Over the years, he also observed the work of policy advocates, and this book includes profiles of many individuals engaged in this work, some likely to be familiar to readers, whereas others may not.  Impossible as it is for me to judge whatever impact my own writing and advocacy might have, I am honored to be included among those whose work he presents.

Fixing the Food System describes political arguments over the kind of food system we ought to have and what an ideal system should accomplish.  But it is also about the importance of personal and political advocacy for a better food policies, those aimed squarely at promoting public health and environmental sustainability.
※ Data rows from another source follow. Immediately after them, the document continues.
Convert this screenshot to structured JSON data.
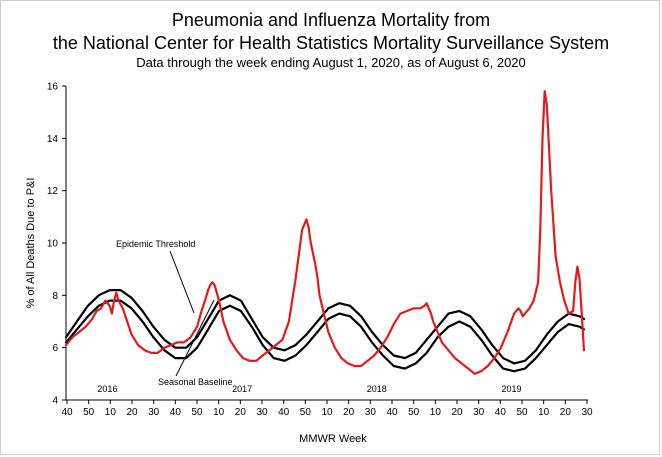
{
  "chart_data": {
    "type": "line",
    "title": "Pneumonia and Influenza Mortality from",
    "title_line2": "the National Center for Health Statistics Mortality Surveillance System",
    "subtitle": "Data through the week ending August  1, 2020, as of August 6, 2020",
    "xlabel": "MMWR Week",
    "ylabel": "% of All Deaths Due to P&I",
    "ylim": [
      4,
      16
    ],
    "y_ticks": [
      4,
      6,
      8,
      10,
      12,
      14,
      16
    ],
    "x_tick_labels": [
      "40",
      "50",
      "10",
      "20",
      "30",
      "40",
      "50",
      "10",
      "20",
      "30",
      "40",
      "50",
      "10",
      "20",
      "30",
      "40",
      "50",
      "10",
      "20",
      "30",
      "40",
      "50",
      "10",
      "20",
      "30"
    ],
    "season_labels": [
      "2016",
      "2017",
      "2018",
      "2019"
    ],
    "annotations": [
      "Epidemic Threshold",
      "Seasonal Baseline"
    ],
    "week_range": [
      "2015-W40",
      "2020-W31"
    ],
    "series": [
      {
        "name": "P&I",
        "color": "#e31a1c",
        "x_weeks": [
          0,
          3,
          6,
          9,
          12,
          14,
          16,
          18,
          20,
          21,
          22,
          23,
          24,
          26,
          28,
          30,
          33,
          36,
          39,
          42,
          45,
          48,
          51,
          54,
          57,
          60,
          62,
          64,
          65,
          66,
          67,
          68,
          70,
          72,
          75,
          78,
          81,
          84,
          87,
          90,
          93,
          96,
          99,
          102,
          105,
          108,
          110,
          111,
          112,
          113,
          114,
          115,
          116,
          118,
          120,
          123,
          126,
          129,
          132,
          135,
          138,
          141,
          144,
          147,
          150,
          153,
          156,
          159,
          162,
          164,
          165,
          166,
          167,
          168,
          170,
          172,
          175,
          178,
          181,
          184,
          187,
          190,
          193,
          196,
          199,
          202,
          205,
          207,
          208,
          209,
          210,
          212,
          214,
          216,
          217,
          218,
          219,
          220,
          222,
          224,
          226,
          228,
          230,
          232,
          233,
          234,
          235,
          237
        ],
        "y": [
          6.1,
          6.4,
          6.6,
          6.8,
          7.1,
          7.4,
          7.5,
          7.8,
          7.6,
          7.3,
          7.8,
          8.1,
          7.8,
          7.5,
          7.0,
          6.5,
          6.1,
          5.9,
          5.8,
          5.8,
          6.0,
          6.1,
          6.2,
          6.2,
          6.4,
          6.8,
          7.4,
          7.9,
          8.2,
          8.4,
          8.5,
          8.4,
          7.8,
          7.0,
          6.3,
          5.9,
          5.6,
          5.5,
          5.5,
          5.7,
          5.9,
          6.1,
          6.3,
          7.0,
          8.6,
          10.5,
          10.9,
          10.6,
          10.0,
          9.6,
          9.2,
          8.7,
          8.0,
          7.3,
          6.6,
          6.0,
          5.6,
          5.4,
          5.3,
          5.3,
          5.5,
          5.7,
          6.0,
          6.4,
          6.9,
          7.3,
          7.4,
          7.5,
          7.5,
          7.6,
          7.7,
          7.5,
          7.3,
          7.0,
          6.6,
          6.2,
          5.9,
          5.6,
          5.4,
          5.2,
          5.0,
          5.1,
          5.3,
          5.6,
          6.0,
          6.6,
          7.3,
          7.5,
          7.4,
          7.2,
          7.3,
          7.5,
          7.8,
          8.5,
          10.5,
          14.0,
          15.8,
          15.3,
          12.0,
          9.5,
          8.5,
          7.8,
          7.3,
          7.4,
          8.5,
          9.1,
          8.6,
          5.9
        ]
      },
      {
        "name": "Epidemic Threshold",
        "color": "#000000",
        "x_weeks": [
          0,
          5,
          10,
          15,
          20,
          25,
          30,
          35,
          40,
          45,
          50,
          55,
          60,
          65,
          70,
          75,
          80,
          85,
          90,
          95,
          100,
          105,
          110,
          115,
          120,
          125,
          130,
          135,
          140,
          145,
          150,
          155,
          160,
          165,
          170,
          175,
          180,
          185,
          190,
          195,
          200,
          205,
          210,
          215,
          220,
          225,
          230,
          235,
          237
        ],
        "y": [
          6.4,
          7.0,
          7.6,
          8.0,
          8.2,
          8.2,
          7.9,
          7.4,
          6.8,
          6.3,
          6.0,
          6.0,
          6.4,
          7.1,
          7.8,
          8.0,
          7.8,
          7.1,
          6.4,
          6.0,
          5.9,
          6.1,
          6.5,
          7.0,
          7.5,
          7.7,
          7.6,
          7.2,
          6.6,
          6.1,
          5.7,
          5.6,
          5.8,
          6.3,
          6.8,
          7.3,
          7.4,
          7.2,
          6.7,
          6.1,
          5.6,
          5.4,
          5.5,
          5.9,
          6.5,
          7.0,
          7.3,
          7.2,
          7.1
        ]
      },
      {
        "name": "Seasonal Baseline",
        "color": "#000000",
        "x_weeks": [
          0,
          5,
          10,
          15,
          20,
          25,
          30,
          35,
          40,
          45,
          50,
          55,
          60,
          65,
          70,
          75,
          80,
          85,
          90,
          95,
          100,
          105,
          110,
          115,
          120,
          125,
          130,
          135,
          140,
          145,
          150,
          155,
          160,
          165,
          170,
          175,
          180,
          185,
          190,
          195,
          200,
          205,
          210,
          215,
          220,
          225,
          230,
          235,
          237
        ],
        "y": [
          6.2,
          6.7,
          7.2,
          7.6,
          7.8,
          7.8,
          7.5,
          7.0,
          6.4,
          5.9,
          5.6,
          5.6,
          6.0,
          6.7,
          7.4,
          7.6,
          7.4,
          6.8,
          6.1,
          5.6,
          5.5,
          5.7,
          6.1,
          6.6,
          7.1,
          7.3,
          7.2,
          6.8,
          6.2,
          5.7,
          5.3,
          5.2,
          5.4,
          5.8,
          6.4,
          6.8,
          7.0,
          6.8,
          6.3,
          5.7,
          5.2,
          5.1,
          5.2,
          5.6,
          6.1,
          6.6,
          6.9,
          6.8,
          6.7
        ]
      }
    ],
    "grid": false,
    "legend": "none"
  }
}
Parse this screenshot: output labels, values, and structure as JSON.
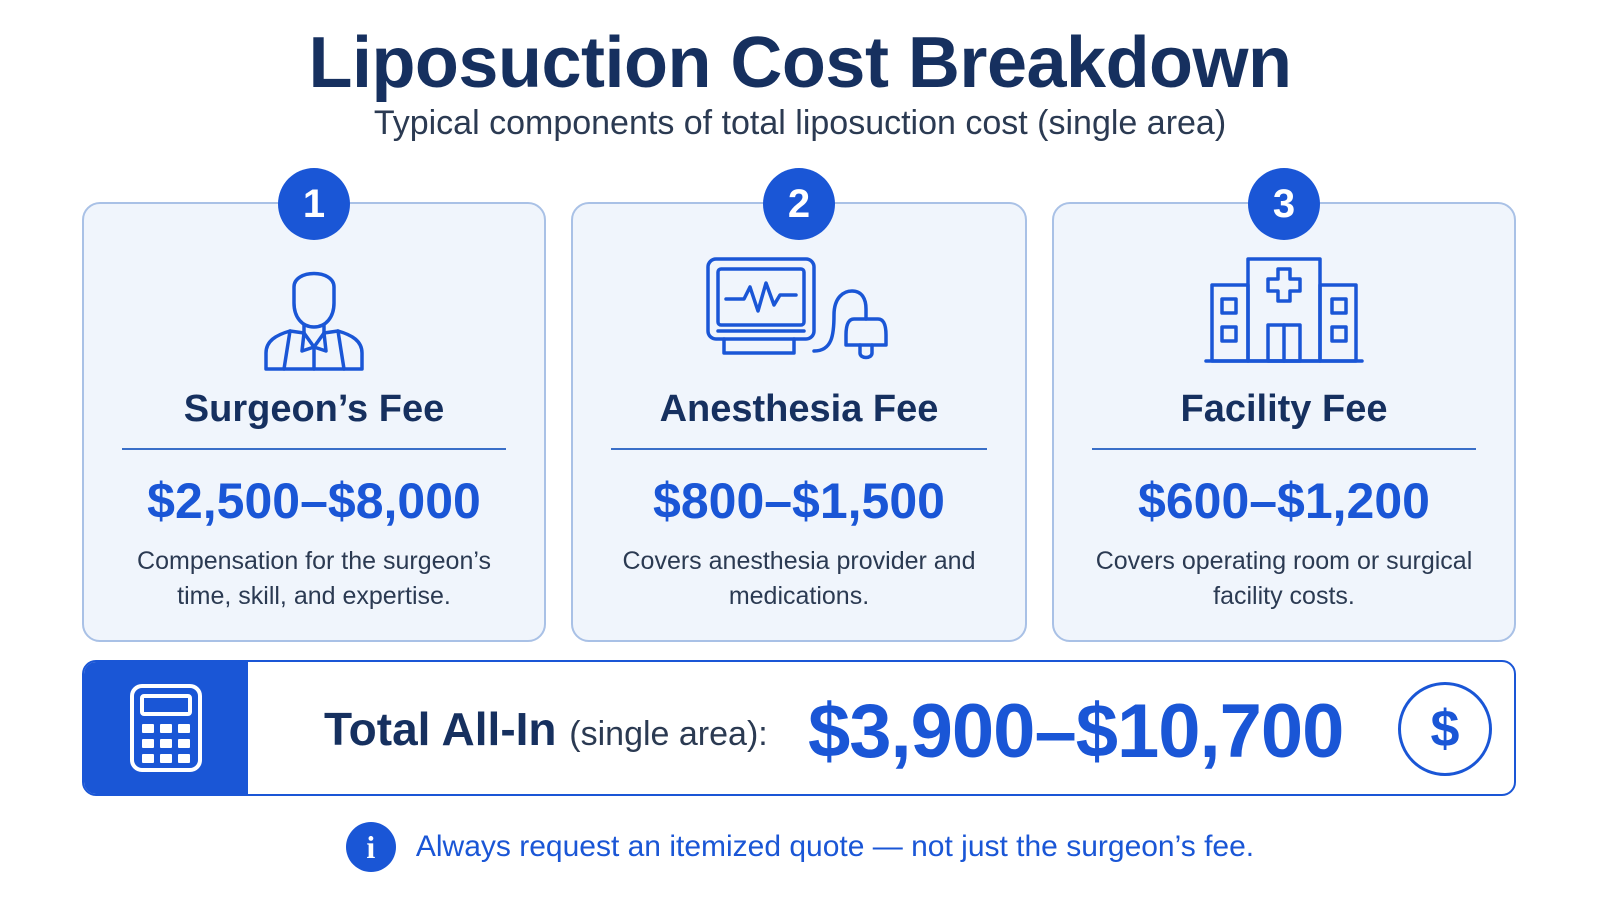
{
  "header": {
    "title": "Liposuction Cost Breakdown",
    "subtitle": "Typical components of total liposuction cost (single area)"
  },
  "cards": [
    {
      "number": "1",
      "icon": "surgeon-icon",
      "title": "Surgeon’s Fee",
      "price": "$2,500–$8,000",
      "description": "Compensation for the surgeon’s time, skill, and expertise."
    },
    {
      "number": "2",
      "icon": "anesthesia-monitor-icon",
      "title": "Anesthesia Fee",
      "price": "$800–$1,500",
      "description": "Covers anesthesia provider and medications."
    },
    {
      "number": "3",
      "icon": "hospital-icon",
      "title": "Facility Fee",
      "price": "$600–$1,200",
      "description": "Covers operating room or surgical facility costs."
    }
  ],
  "total": {
    "icon": "calculator-icon",
    "label": "Total All-In",
    "qualifier": "(single area):",
    "value": "$3,900–$10,700",
    "dollar_symbol": "$"
  },
  "footer": {
    "icon": "info-icon",
    "icon_glyph": "i",
    "text": "Always request an itemized quote — not just the surgeon’s fee."
  },
  "colors": {
    "primary_blue": "#1a56d6",
    "navy_text": "#16305f",
    "card_background": "#f0f5fc",
    "card_border": "#a9c1e6"
  }
}
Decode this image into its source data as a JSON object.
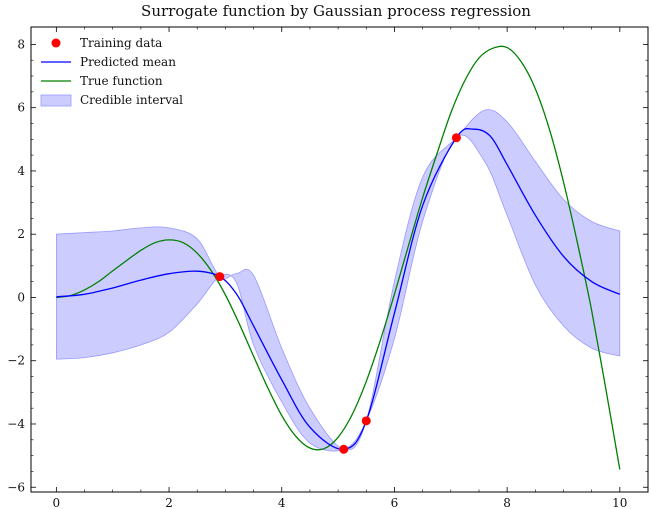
{
  "chart_data": {
    "type": "line",
    "title": "Surrogate function by Gaussian process regression",
    "xlabel": "",
    "ylabel": "",
    "xlim": [
      -0.45,
      10.5
    ],
    "ylim": [
      -6.15,
      8.55
    ],
    "x_ticks": [
      0,
      2,
      4,
      6,
      8,
      10
    ],
    "y_ticks": [
      -6,
      -4,
      -2,
      0,
      2,
      4,
      6,
      8
    ],
    "grid": false,
    "legend_position": "top-left",
    "legend": [
      "Training data",
      "Predicted mean",
      "True function",
      "Credible interval"
    ],
    "colors": {
      "training": "#ff0000",
      "mean": "#0000ff",
      "true": "#008000",
      "interval_fill": "#aaaaff",
      "interval_edge": "#9999ff"
    },
    "series": [
      {
        "name": "Training data",
        "kind": "scatter",
        "x": [
          2.9,
          5.1,
          5.5,
          7.1
        ],
        "y": [
          0.66,
          -4.8,
          -3.9,
          5.05
        ]
      },
      {
        "name": "Predicted mean",
        "kind": "line",
        "x": [
          0,
          0.5,
          1.0,
          1.5,
          2.0,
          2.5,
          2.9,
          3.2,
          3.5,
          4.0,
          4.5,
          5.1,
          5.5,
          6.0,
          6.5,
          7.1,
          7.4,
          7.7,
          8.0,
          8.5,
          9.0,
          9.5,
          10.0
        ],
        "y": [
          0.02,
          0.1,
          0.3,
          0.55,
          0.75,
          0.83,
          0.66,
          0.1,
          -0.9,
          -2.6,
          -4.1,
          -4.8,
          -3.9,
          -0.5,
          2.9,
          5.05,
          5.32,
          5.1,
          4.2,
          2.6,
          1.3,
          0.5,
          0.1
        ]
      },
      {
        "name": "True function",
        "kind": "line",
        "x": [
          0,
          0.25,
          0.5,
          0.75,
          1.0,
          1.25,
          1.5,
          1.75,
          2.0,
          2.25,
          2.5,
          2.75,
          3.0,
          3.25,
          3.5,
          3.75,
          4.0,
          4.25,
          4.5,
          4.75,
          5.0,
          5.25,
          5.5,
          5.75,
          6.0,
          6.25,
          6.5,
          6.75,
          7.0,
          7.25,
          7.5,
          7.75,
          8.0,
          8.25,
          8.5,
          8.75,
          9.0,
          9.25,
          9.5,
          9.75,
          10.0
        ],
        "y": [
          0.0,
          0.06,
          0.24,
          0.5,
          0.84,
          1.17,
          1.49,
          1.73,
          1.82,
          1.73,
          1.4,
          0.84,
          0.08,
          -0.85,
          -1.86,
          -2.85,
          -3.73,
          -4.39,
          -4.76,
          -4.78,
          -4.42,
          -3.7,
          -2.65,
          -1.35,
          0.1,
          1.64,
          3.15,
          4.52,
          5.83,
          6.86,
          7.57,
          7.88,
          7.9,
          7.45,
          6.6,
          5.32,
          3.65,
          1.7,
          -0.42,
          -2.87,
          -5.44
        ]
      },
      {
        "name": "Credible interval",
        "kind": "band",
        "x": [
          0,
          0.5,
          1.0,
          1.5,
          2.0,
          2.5,
          2.9,
          3.2,
          3.5,
          4.0,
          4.5,
          5.1,
          5.5,
          6.0,
          6.5,
          7.1,
          7.6,
          8.0,
          8.5,
          9.0,
          9.5,
          10.0
        ],
        "lower": [
          -1.95,
          -1.9,
          -1.75,
          -1.5,
          -1.1,
          -0.2,
          0.66,
          0.45,
          -1.5,
          -3.3,
          -4.6,
          -4.8,
          -3.9,
          -1.3,
          2.4,
          5.05,
          4.3,
          2.6,
          0.4,
          -0.9,
          -1.6,
          -1.85
        ],
        "upper": [
          2.0,
          2.05,
          2.1,
          2.2,
          2.2,
          1.85,
          0.66,
          0.76,
          0.7,
          -1.6,
          -3.5,
          -4.8,
          -3.9,
          0.5,
          3.8,
          5.05,
          5.92,
          5.55,
          4.3,
          3.1,
          2.4,
          2.1
        ]
      }
    ]
  }
}
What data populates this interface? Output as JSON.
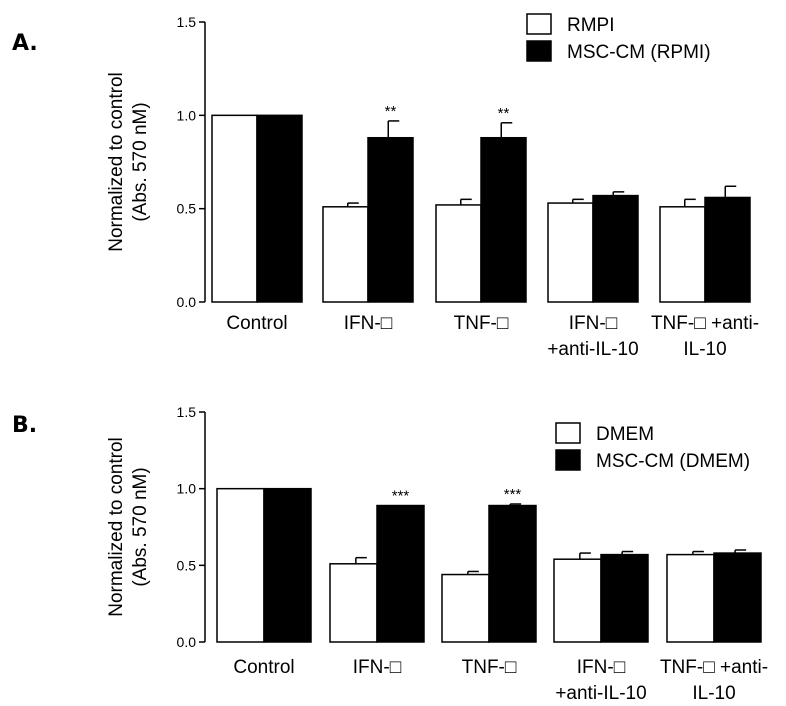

Advocacy makes a difference.  Advocates are scoring successes in improving one after another aspect of the food system.  In comparison to the 1970s or 1980s, we now have better food in supermarkets, more organic foods, more farmers’ markets, more nutritious food in schools, and impressive declines in consumption of sugary drinks.  My personal favorite among indicators of advocacy success—the change that makes me most optimistic—is the increasing number of college students who care deeply about food issues.  They are demanding local, seasonal, organic, and sustainably produced food in their cafeterias, and campus vegetable gardens.  And they are demanding and getting food studies courses and programs like the ones we started at New York University in 1996 that teach about how food is produced and consumed and the practical and symbolic meanings of food in modern culture and societies.  Today’s students are tomorrow’s advocates for healthier and more sustainable diets for everyone, everywhere, and for fixing what needs fixing in our food systems.  This book is a great starting place for this work.

–Marion Nestle, New York, June 2016

[i] Nestle M, Lee PR, Baron RB.  Nutrition policy update.  In: Weininger J, Briggs GM, eds.  Nutrition Update, Vol. 1.  New York: John Wiley and Sons, 1983:285-313.

[ii] National Nutrition Consortium, Inc.  Guidelines for a national nutrition policy.  Nutrition Reviews 1974;32(5):1253-157.  The Consortium included the American Institute of Nutrition, the American Society for Clinical Nutrition, the American Dietetic Association, and the Institute of Food Technology.

[iii] Pollan M.  In Defense of Food: An Eater’s Manifesto.  Food Rules: An Eater’s Manual.  Penguin Press, 2008.